Memory is split in two, so that what you keep and what the model sees are decided separately:

The window is spring.ai.playground.chat.memory-max-messages (default 10), and each conversation can override it through the Recent messages field in the settings drawer (stored as ChatExtraOptions.memoryWindow, baked in on Apply & New Chat). This is the memory lever of context engineering: a longer window is more grounding but more tokens and latency on every turn.

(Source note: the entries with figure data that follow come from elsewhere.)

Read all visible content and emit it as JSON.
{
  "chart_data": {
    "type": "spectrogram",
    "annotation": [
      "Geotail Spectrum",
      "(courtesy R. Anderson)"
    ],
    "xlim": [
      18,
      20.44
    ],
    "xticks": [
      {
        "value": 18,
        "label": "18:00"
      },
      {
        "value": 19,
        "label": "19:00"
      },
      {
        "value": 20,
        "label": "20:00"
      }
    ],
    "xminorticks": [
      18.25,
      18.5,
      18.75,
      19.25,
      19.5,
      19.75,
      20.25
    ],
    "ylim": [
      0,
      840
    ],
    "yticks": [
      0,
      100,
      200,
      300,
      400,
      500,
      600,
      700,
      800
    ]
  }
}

Provider awareness and the conversation lock

Because options, reasoning, and even the model menu differ by provider, each saved conversation is stamped with the provider that produced it. Opening it while the app runs a different provider renders it read-only with a banner (see Agentic Chat → Provider lock) - the history is preserved, but you cannot append turns the current provider could not have generated.

Where it comes together

This is all assembled live in Agentic Chat, and captured after the fact in the Observability dashboards - so the context you engineered for a turn is the same context you can inspect once it has run.